Have a quick look through that list and think that if each one was depicted as on a line, where would you be on that line?

Can you see that some jobs and some organisations might want very different types of people?  Further that if the fit is not a good one, then you could find the job or workplace very stressful?  For example someone with a high score in neuroticism/anxiety might find that they are driven to complete distraction by a job that relies on detail and deadlines.  A person who prefers conformity at work may feel very uncomfortable in a loosely managed company that values feedback on experience rather than being given direction.  An employee who has a high level of agreeableness and likes to ‘keep the peace’ may struggle when told that they are expected to get tough and make all the decisions themselves.  Finally we all have differences in how much detail we put into our work, and perfectionists do not always work well with those that prefer a broad brush approach.

These Big Five are only the beginning and most personality tests will ascertain these and many other personality factors that sit together, to give an outline of the person and provide insight for the assessors.

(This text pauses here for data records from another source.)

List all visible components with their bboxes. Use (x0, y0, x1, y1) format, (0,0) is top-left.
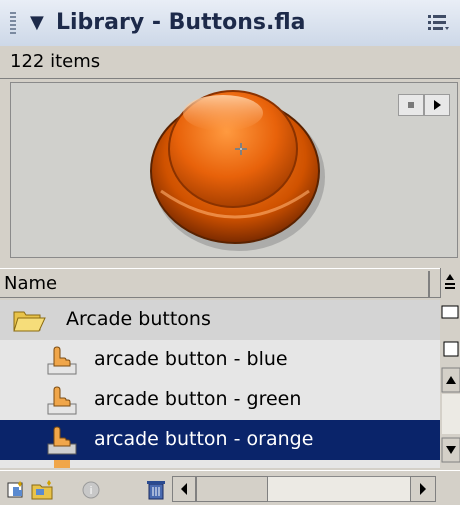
list-item-label: arcade button - green (94, 388, 302, 410)
stop-button[interactable] (398, 94, 424, 116)
symbol-preview (10, 82, 458, 258)
sort-order-icon (445, 274, 455, 289)
stop-icon (408, 102, 414, 108)
list-item-label: arcade button - orange (94, 428, 314, 450)
item-count: 122 items (10, 51, 101, 72)
list-item[interactable]: arcade button - green (0, 380, 440, 420)
list-item[interactable]: arcade button - blue (0, 340, 440, 380)
properties-icon[interactable]: i (80, 479, 102, 501)
list-item-selected[interactable]: arcade button - orange (0, 420, 440, 460)
list-item-label: Arcade buttons (66, 308, 211, 330)
button-symbol-icon (47, 386, 77, 415)
sort-order-button[interactable] (440, 268, 460, 298)
side-controls-icon (441, 305, 460, 463)
new-folder-icon[interactable] (30, 479, 56, 501)
item-count-bar: 122 items (0, 46, 460, 79)
delete-icon[interactable] (144, 477, 168, 501)
folder-open-icon (13, 311, 46, 332)
new-symbol-icon[interactable] (6, 479, 28, 501)
play-icon (434, 100, 441, 110)
chevron-right-icon (420, 483, 426, 495)
list-item-label: arcade button - blue (94, 348, 288, 370)
vertical-scrollbar[interactable] (440, 298, 460, 470)
list-item[interactable]: Arcade buttons (0, 300, 440, 340)
collapse-triangle-icon[interactable]: ▼ (30, 12, 44, 33)
svg-text:i: i (89, 484, 92, 497)
panel-title: Library - Buttons.fla (56, 10, 306, 35)
button-symbol-icon (54, 460, 70, 468)
button-symbol-icon (47, 346, 77, 375)
column-divider[interactable] (428, 271, 430, 297)
scroll-right-button[interactable] (410, 476, 436, 502)
list-item[interactable] (0, 460, 440, 468)
arcade-button-preview-image (150, 90, 325, 251)
horizontal-scroll-thumb[interactable] (196, 476, 268, 502)
panel-options-menu-icon[interactable] (426, 12, 450, 34)
panel-grip-icon[interactable] (10, 12, 16, 34)
scroll-left-button[interactable] (172, 476, 196, 502)
chevron-left-icon (181, 483, 187, 495)
name-column-header[interactable]: Name (0, 268, 440, 298)
name-column-label: Name (4, 273, 58, 294)
play-button[interactable] (424, 94, 450, 116)
button-symbol-icon (47, 426, 77, 455)
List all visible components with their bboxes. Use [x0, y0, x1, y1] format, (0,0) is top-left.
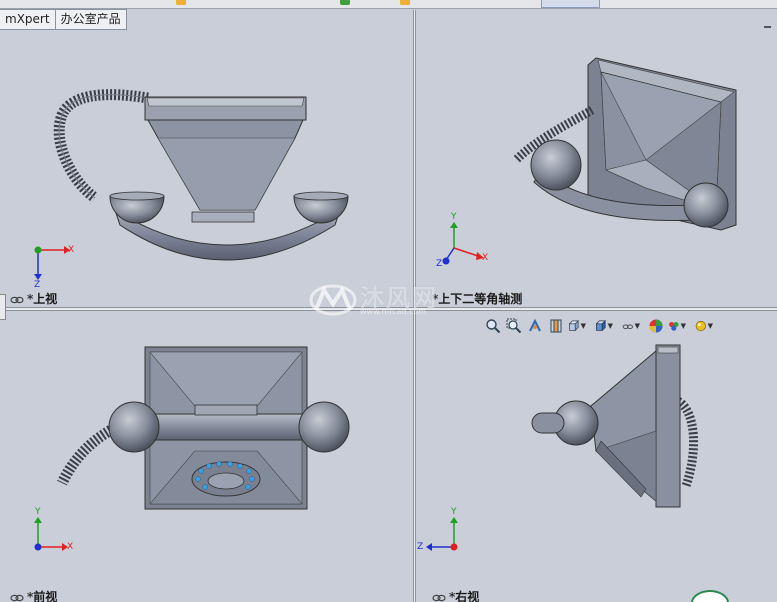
triad-x-label: X: [482, 253, 489, 263]
view-label-front: *前视: [10, 588, 57, 602]
previous-view-icon[interactable]: [526, 317, 544, 335]
section-view-icon[interactable]: [547, 317, 565, 335]
edit-appearance-icon[interactable]: [647, 317, 665, 335]
view-name-dimetric: *上下二等角轴测: [432, 292, 523, 306]
command-icon[interactable]: [176, 0, 186, 5]
view-label-dimetric: *上下二等角轴测: [432, 290, 522, 307]
triad-y-label: Y: [451, 507, 457, 517]
view-name-top: *上视: [27, 292, 58, 306]
heads-up-view-toolbar: ▼ ▼ ▼ ▼ ▼: [484, 316, 713, 336]
zoom-to-fit-icon[interactable]: [484, 317, 502, 335]
command-icon[interactable]: [400, 0, 410, 5]
view-name-front: *前视: [27, 590, 58, 602]
triad-z-label: Z: [34, 280, 41, 290]
vertical-splitter[interactable]: [413, 10, 416, 602]
triad-top: [34, 246, 70, 280]
apply-scene-icon[interactable]: ▼: [668, 317, 686, 335]
selected-command[interactable]: [541, 0, 600, 8]
horizontal-splitter[interactable]: [0, 307, 777, 311]
triad-z-label: Z: [417, 542, 424, 552]
view-label-right: *右视: [432, 588, 479, 602]
pane-collapse-handle[interactable]: [0, 294, 6, 320]
zoom-area-icon[interactable]: [505, 317, 523, 335]
model-top-view: [34, 89, 349, 280]
triad-y-label: Y: [451, 212, 457, 222]
viewport-top[interactable]: X Z *上视: [0, 10, 413, 307]
tab-mxpert[interactable]: mXpert: [0, 9, 56, 30]
viewport-right[interactable]: Y Z *右视: [416, 311, 777, 602]
triad-y-label: Y: [35, 507, 41, 517]
viewport-dimetric[interactable]: Y X Z *上下二等角轴测: [416, 10, 777, 307]
model-dimetric-view: [442, 57, 737, 265]
view-orientation-icon[interactable]: ▼: [568, 317, 586, 335]
top-command-strip: [0, 0, 777, 9]
command-icon[interactable]: [340, 0, 350, 5]
viewport-front[interactable]: Y X *前视: [0, 311, 413, 602]
tab-office-products[interactable]: 办公室产品: [55, 9, 127, 30]
display-style-icon[interactable]: ▼: [595, 317, 613, 335]
model-front-view: [34, 346, 350, 551]
triad-right: [426, 517, 458, 551]
view-settings-icon[interactable]: ▼: [695, 317, 713, 335]
hide-show-items-icon[interactable]: ▼: [622, 317, 640, 335]
triad-front: [34, 517, 68, 551]
triad-x-label: X: [67, 542, 74, 552]
view-name-right: *右视: [449, 590, 480, 602]
tab-bar: mXpert 办公室产品: [0, 9, 127, 30]
view-label-top: *上视: [10, 290, 57, 307]
link-icon[interactable]: [10, 296, 24, 304]
triad-dimetric: [442, 222, 484, 265]
model-right-view: [426, 344, 699, 551]
triad-x-label: X: [68, 245, 75, 255]
minimize-icon[interactable]: [764, 26, 771, 28]
triad-z-label: Z: [436, 259, 443, 269]
link-icon[interactable]: [10, 594, 24, 602]
link-icon[interactable]: [432, 594, 446, 602]
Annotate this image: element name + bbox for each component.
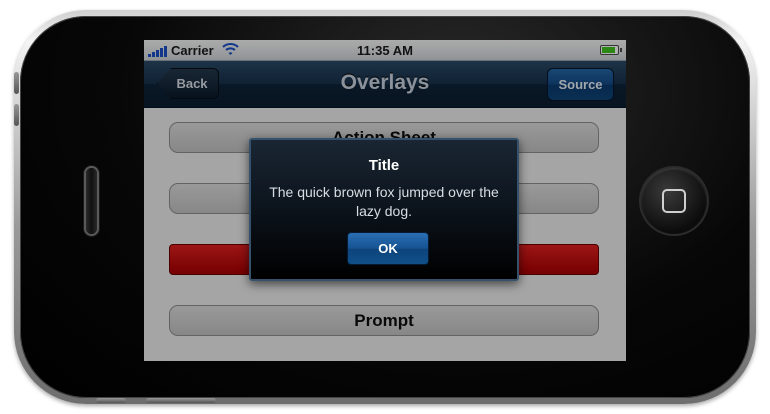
alert-title: Title xyxy=(368,157,400,174)
screen: Carrier 11:35 AM Back Overlays Source Ac… xyxy=(144,40,626,361)
alert-message: The quick brown fox jumped over the lazy… xyxy=(269,184,499,219)
bottom-button xyxy=(146,398,216,403)
earpiece-speaker xyxy=(86,168,97,234)
ok-button[interactable]: OK xyxy=(347,232,429,265)
home-button[interactable] xyxy=(641,168,707,234)
volume-button-up xyxy=(14,72,19,94)
ok-button-label: OK xyxy=(378,241,398,256)
alert-dialog: Title The quick brown fox jumped over th… xyxy=(249,138,519,281)
mute-switch xyxy=(96,398,126,403)
volume-button-down xyxy=(14,104,19,126)
home-square-icon xyxy=(662,189,686,213)
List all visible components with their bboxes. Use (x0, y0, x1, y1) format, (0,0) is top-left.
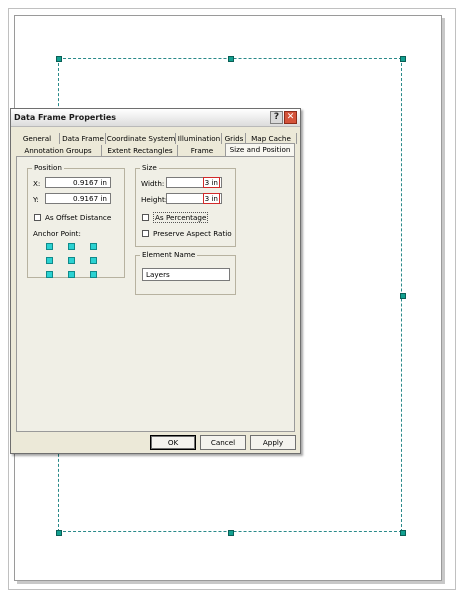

Traditionally personality profiles were completed with a pen and paper in a test situation but now it is more likely that you will be sent a link via email and you complete the online test.  There are three critical things that you need to remember:

  1. However much you are tempted, never get anyone else to complete the test for you.  Be honest and complete it yourself.  If your profile is contrary to the employers needs, you would not be happy there and would probably leave anyway, and further, it would be embarrassing to be asked at an interview why you answered a question in a certain way when in the other activities you behaved in a completely different way.
  2. Concentrate and complete the task in one sitting. The computer is not only registering your responses, it is counting how long you take.  If you leave the test midway to have a chat or go and make a drink, your results will be flagged up as ‘odd’ and you will be questioned about this at the assessment centre.  Neither should you be too fast – a paper of around 120 questions should take you about 20-40 minutes to complete.  If you take 10 minutes there is a danger that you have not read and considered the questions sufficiently and if you took over an hour, it may indicate that you are either not taking the test seriously (and you went off to do something else) or that perhaps you were trying to research the ‘right answer’ online or by asking others.
  3. There are no right or wrong answers.  A personality test is not there to find out whether you are an axe-wielding mad person or murderer, it is just about fit – and you will have an opportunity to discuss the outcome and disagree with it if you feel it is not a fair representation of you.